When Advertising Becomes Political Speech: The Case of Crisis Pregnancy Centers
The National Institute of Family and Life Advocates (NIFLA) is a membership organization for crisis pregnancy centers (CPCs), which are medically licensed or unlicensed institutions that frequently present themselves as full-service reproductive clinics in advertising, but do not perform abortions. NIFLA provides legal counsel and other services for hundreds of CPCs in the United States. Pro-choice organizations and other social justice advocates have described CPCs’ ads as misleading because they often imply that CPCs perform abortions. This criticism has led multiple states, including California, to attempt to regulate CPCs’ ads because of their misleading nature. In a new article in First Amendment Studies, Bradley Queen argues that the 2018 Supreme Court case National Institute of Family and Life Advocates v. Becerra failed to consider the CPCs’ ads and marketing as commercial speech, which sets a troubling precedent for speech and reproductive rights.
NIFLA v. Becerra
California’s Freedom, Accountability, Comprehensive Care, and Transparency (FACT) Act was intended to prevent CPCs from engaging in misleading or deceptive advertising and other practices that can mislead patients about the services CPCs offer and their status as medically licensed institutions. The deceptive practices at CPCs have harmed patients in a variety of ways, such as forcing patients to watch graphic videos about abortion before declaring that the center does not offer that service, telling patients that they are too far along to consider abortion when they are not, or misreading ultrasounds in ways that have led to serious physical harm.

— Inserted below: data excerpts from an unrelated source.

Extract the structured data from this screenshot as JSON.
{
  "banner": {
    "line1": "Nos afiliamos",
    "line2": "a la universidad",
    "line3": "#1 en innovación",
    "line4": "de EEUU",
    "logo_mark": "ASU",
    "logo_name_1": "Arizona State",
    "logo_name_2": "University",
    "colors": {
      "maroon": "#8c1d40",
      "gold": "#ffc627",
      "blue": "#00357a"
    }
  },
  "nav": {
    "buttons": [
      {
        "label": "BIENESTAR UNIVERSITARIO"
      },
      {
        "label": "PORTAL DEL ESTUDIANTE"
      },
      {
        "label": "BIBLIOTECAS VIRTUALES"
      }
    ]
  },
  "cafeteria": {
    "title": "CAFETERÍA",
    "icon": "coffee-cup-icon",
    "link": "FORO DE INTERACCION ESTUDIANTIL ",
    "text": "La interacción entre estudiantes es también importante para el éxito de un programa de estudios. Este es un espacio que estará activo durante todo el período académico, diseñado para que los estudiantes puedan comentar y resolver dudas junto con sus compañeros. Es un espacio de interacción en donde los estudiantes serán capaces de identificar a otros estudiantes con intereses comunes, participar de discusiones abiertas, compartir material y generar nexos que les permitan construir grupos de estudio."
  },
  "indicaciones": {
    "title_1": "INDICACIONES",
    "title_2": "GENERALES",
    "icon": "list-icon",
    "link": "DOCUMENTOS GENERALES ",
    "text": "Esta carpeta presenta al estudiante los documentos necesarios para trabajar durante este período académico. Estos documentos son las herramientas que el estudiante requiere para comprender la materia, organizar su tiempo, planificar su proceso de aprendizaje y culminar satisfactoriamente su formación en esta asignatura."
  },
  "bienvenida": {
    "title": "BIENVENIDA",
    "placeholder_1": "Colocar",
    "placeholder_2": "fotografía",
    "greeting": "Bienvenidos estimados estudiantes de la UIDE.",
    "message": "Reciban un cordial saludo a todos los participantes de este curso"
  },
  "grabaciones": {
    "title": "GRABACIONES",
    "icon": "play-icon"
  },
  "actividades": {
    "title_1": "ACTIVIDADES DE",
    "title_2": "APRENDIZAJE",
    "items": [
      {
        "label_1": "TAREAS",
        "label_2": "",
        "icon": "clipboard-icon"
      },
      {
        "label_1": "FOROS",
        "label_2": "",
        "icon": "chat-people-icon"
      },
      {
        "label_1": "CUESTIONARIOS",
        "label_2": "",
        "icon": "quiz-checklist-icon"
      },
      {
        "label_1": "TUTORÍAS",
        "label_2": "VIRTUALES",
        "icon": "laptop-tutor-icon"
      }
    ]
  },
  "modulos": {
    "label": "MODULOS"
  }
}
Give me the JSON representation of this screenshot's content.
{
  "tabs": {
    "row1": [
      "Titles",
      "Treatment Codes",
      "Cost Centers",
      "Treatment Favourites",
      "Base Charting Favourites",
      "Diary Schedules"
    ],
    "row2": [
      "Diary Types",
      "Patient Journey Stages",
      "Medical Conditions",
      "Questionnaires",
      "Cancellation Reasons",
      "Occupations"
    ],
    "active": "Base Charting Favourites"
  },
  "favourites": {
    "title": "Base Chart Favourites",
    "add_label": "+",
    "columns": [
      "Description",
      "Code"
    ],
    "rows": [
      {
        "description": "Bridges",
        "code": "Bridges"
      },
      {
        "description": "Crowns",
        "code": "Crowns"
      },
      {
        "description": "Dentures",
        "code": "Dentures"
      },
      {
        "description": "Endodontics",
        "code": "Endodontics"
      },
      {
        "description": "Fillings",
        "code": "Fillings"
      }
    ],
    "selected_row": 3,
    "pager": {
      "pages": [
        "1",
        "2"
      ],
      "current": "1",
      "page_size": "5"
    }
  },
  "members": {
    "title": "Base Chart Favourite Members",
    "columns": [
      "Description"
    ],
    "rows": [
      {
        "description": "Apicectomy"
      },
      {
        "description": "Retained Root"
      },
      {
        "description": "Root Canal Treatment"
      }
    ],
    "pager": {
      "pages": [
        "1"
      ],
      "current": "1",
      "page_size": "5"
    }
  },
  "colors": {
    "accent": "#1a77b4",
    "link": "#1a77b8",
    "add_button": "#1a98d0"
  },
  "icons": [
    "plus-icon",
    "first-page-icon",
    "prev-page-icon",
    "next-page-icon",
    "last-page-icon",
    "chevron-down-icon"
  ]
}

The FACT Act attempted to remedy these harms by requiring specific disclosures, including disclosing that facilities were not licensed medical facilities and informing patients about their options regarding contraception and abortion.
In National Institute of Family and Life Advocates (NIFLA) v. Becerra, NIFLA alleged that California’s FACT Act violated CPCs’ First Amendment rights, and, in a 5-4 decision, the Supreme Court agreed.
In the article, Queen notes that the Court relied on Zauderer v. Office of Disciplinary Counsel of the Supreme Court of Ohio (1985), which pertains to commercial speech. Due to potential harms from false speech, false commercial speech, such as product and services advertising, has not traditionally received full protection under the First Amendment. Instead, such speech can be limited in the interests of protecting consumers from deception in marketplaces.
The Zauderer decision on which the Court relies is concerned with preventing consumer confusion by using disclosure requirements to limit the harms caused by false commercial speech. However, in NIFLA v. Becerra, Queen argues that “the majority eschews this aspect of Zauderer to exploit its ill-conceived controversiality test.” In this case, the Court assessed the CPCs’ speech as ideological speech, rather than factually hardy commercial speech. Thus, the majority determined that the CPCs’ speech was not subject to Zauderer at all. Instead, the majority argued, the FACT Act was an attempt at viewpoint discrimination and an attempt to stifle the pro-life viewpoint of CPCs.
Criticism of the NIFLA v. Becerra Decision
According to Queen, the reasoning in NIFLA v. Becerra is flawed, in part because “Justice Thomas assumes NIFLA’s pro-life advocacy is visible but does not engage NIFLA’s speech directly.” Thomas’ majority opinion never considers how the FACT Act disclosures interact with the CPCs’ own speech, including ads and the practices at the clinics. Queen notes that a more substantive look at the speech acts themselves would make clear that they are commercial speech. In addition, the larger context of commercial speech within the reproductive products market is not considered at all, even though such speech has consequences for patients’ health.
Queen argues that the NIFLA decision undermines previous decisions that have long served to protect consumers. Thus, NIFLA’s speech is not judged on the same standards as previous commercial speech cases, and the ill effects of the speech are not considered. Queen concludes that the NIFLA decision ultimately determines that “a woman’s right to accurate information when considering reproductive choices” is less important than the right of a speaker, even in a commercial marketplace.